Johnsons of Whixley Wholesale Commercial has supplied plants to a new garden, built in the grounds of Maggie's Centre in Oldham.

Maggie’s Centre offers practical, emotional and social support for those with cancer, along with their family and friends.

The Oldham structure and space were designed by dRMM, under the guidance of garden designer Rupert Muldoon. It was planted by Wrights Landscapes.

The garden will provide a peaceful and beautiful setting for people with cancer, friends and family members to relax and reflect.

Johnsons of Whixley supplied a selection of shade tolerate herbaceous, edible and screening plants. 

Johnsons of Whixley area sales manager Vicky Newell said: "The garden truly is beautiful. It is arranged on three levels and features beautiful Betula pendula Szechuanica multi-stem, cocooned in a ceiling to floor undulating clear window. The tree lets in so much light to the building that it lifts your spirits as you enter.
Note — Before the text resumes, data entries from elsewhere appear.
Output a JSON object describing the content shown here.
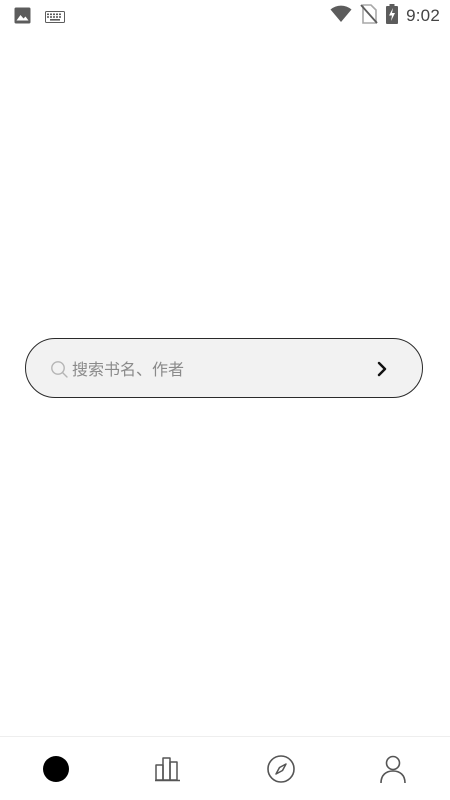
{
  "status_bar": {
    "time": "9:02",
    "left_icons": [
      "image-icon",
      "keyboard-icon"
    ],
    "right_icons": [
      "wifi-icon",
      "no-sim-icon",
      "battery-charging-icon"
    ]
  },
  "search": {
    "placeholder": "搜索书名、作者",
    "value": "",
    "icon": "search-icon",
    "submit_icon": "chevron-right-icon"
  },
  "bottom_nav": {
    "items": [
      {
        "name": "home",
        "icon": "home-dot-icon",
        "active": true
      },
      {
        "name": "bookshelf",
        "icon": "books-icon",
        "active": false
      },
      {
        "name": "discover",
        "icon": "compass-icon",
        "active": false
      },
      {
        "name": "profile",
        "icon": "user-icon",
        "active": false
      }
    ]
  },
  "colors": {
    "background": "#ffffff",
    "search_fill": "#f2f2f2",
    "search_border": "#2a2a2a",
    "placeholder": "#8a8a8a",
    "nav_icon": "#555555",
    "active": "#000000"
  }
}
"The majority is made from recycled materials and water from the roof is drained via a single rainwater pipe hovering above a water bowl, and the next level has an edible garden featuring fruit trees and culinary herbs. Underneath the building is a swath of shade tolerate plants and a disabled access walkway so patients can enjoy their environment."

dRMM garden designer, Rupert Muldoon, said: "Maggie’s Centre in Oldham presented the opportunity to design an ornamental forest floor, which is lushly planted and flows below the sculptural birch and pine trees on a sloping, shaded site.
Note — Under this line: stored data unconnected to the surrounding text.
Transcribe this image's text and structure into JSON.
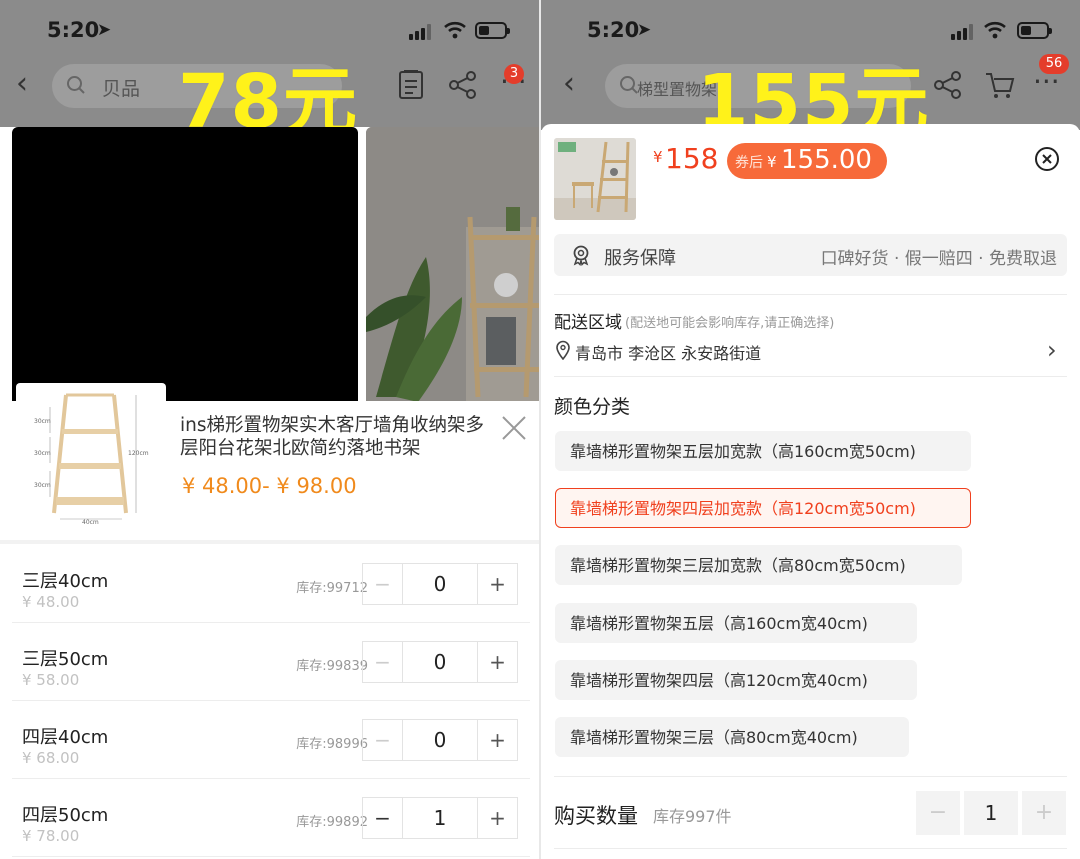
{
  "left": {
    "status_time": "5:20",
    "search_text": "贝品",
    "cart_badge": "3",
    "overlay_price": "78元",
    "product_name": "ins梯形置物架实木客厅墙角收纳架多层阳台花架北欧简约落地书架",
    "price_range": "¥ 48.00- ¥ 98.00",
    "thumb_dims": {
      "h1": "30cm",
      "h2": "30cm",
      "h3": "30cm",
      "total": "120cm",
      "width": "40cm"
    },
    "variants": [
      {
        "name": "三层40cm",
        "price": "¥ 48.00",
        "stock": "库存:99712",
        "qty": "0"
      },
      {
        "name": "三层50cm",
        "price": "¥ 58.00",
        "stock": "库存:99839",
        "qty": "0"
      },
      {
        "name": "四层40cm",
        "price": "¥ 68.00",
        "stock": "库存:98996",
        "qty": "0"
      },
      {
        "name": "四层50cm",
        "price": "¥ 78.00",
        "stock": "库存:99892",
        "qty": "1"
      }
    ],
    "minus": "−",
    "plus": "+"
  },
  "right": {
    "status_time": "5:20",
    "search_text": "梯型置物架",
    "cart_badge": "56",
    "overlay_price": "155元",
    "price_currency": "¥",
    "price": "158",
    "coupon_label": "券后",
    "coupon_currency": "¥",
    "coupon_price": "155.00",
    "service_title": "服务保障",
    "service_desc": "口碑好货 · 假一赔四 · 免费取退",
    "delivery_title": "配送区域",
    "delivery_note": "(配送地可能会影响库存,请正确选择)",
    "address": "青岛市 李沧区 永安路街道",
    "color_title": "颜色分类",
    "color_options": [
      "靠墙梯形置物架五层加宽款（高160cm宽50cm)",
      "靠墙梯形置物架四层加宽款（高120cm宽50cm)",
      "靠墙梯形置物架三层加宽款（高80cm宽50cm)",
      "靠墙梯形置物架五层（高160cm宽40cm)",
      "靠墙梯形置物架四层（高120cm宽40cm)",
      "靠墙梯形置物架三层（高80cm宽40cm)"
    ],
    "selected_color_index": 1,
    "qty_title": "购买数量",
    "qty_stock": "库存997件",
    "qty": "1",
    "minus": "−",
    "plus": "+"
  },
  "colors": {
    "overlay_yellow": "#fff21a",
    "accent_orange": "#f0401e",
    "range_orange": "#f08a1c"
  }
}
"My design was based upon mixes of plants species that would knit together and thrive alongside one other, resulting in a very intricate planting schedule of perennials and shrubs. And working alongside Johnsons, I was assured of the best quality plants, which are all British-grown on site."

The establishment of Maggie’s Centre was inspired by the story of Maggie Keswick Jencks, who was told she had cancer in a hospital corridor, and vowed that no one else with cancer should be treated in that way.

This led to the first Maggie’s Centre being opened in Edinburgh in 1996, and since then 21 centres have opened in the UK and abroad.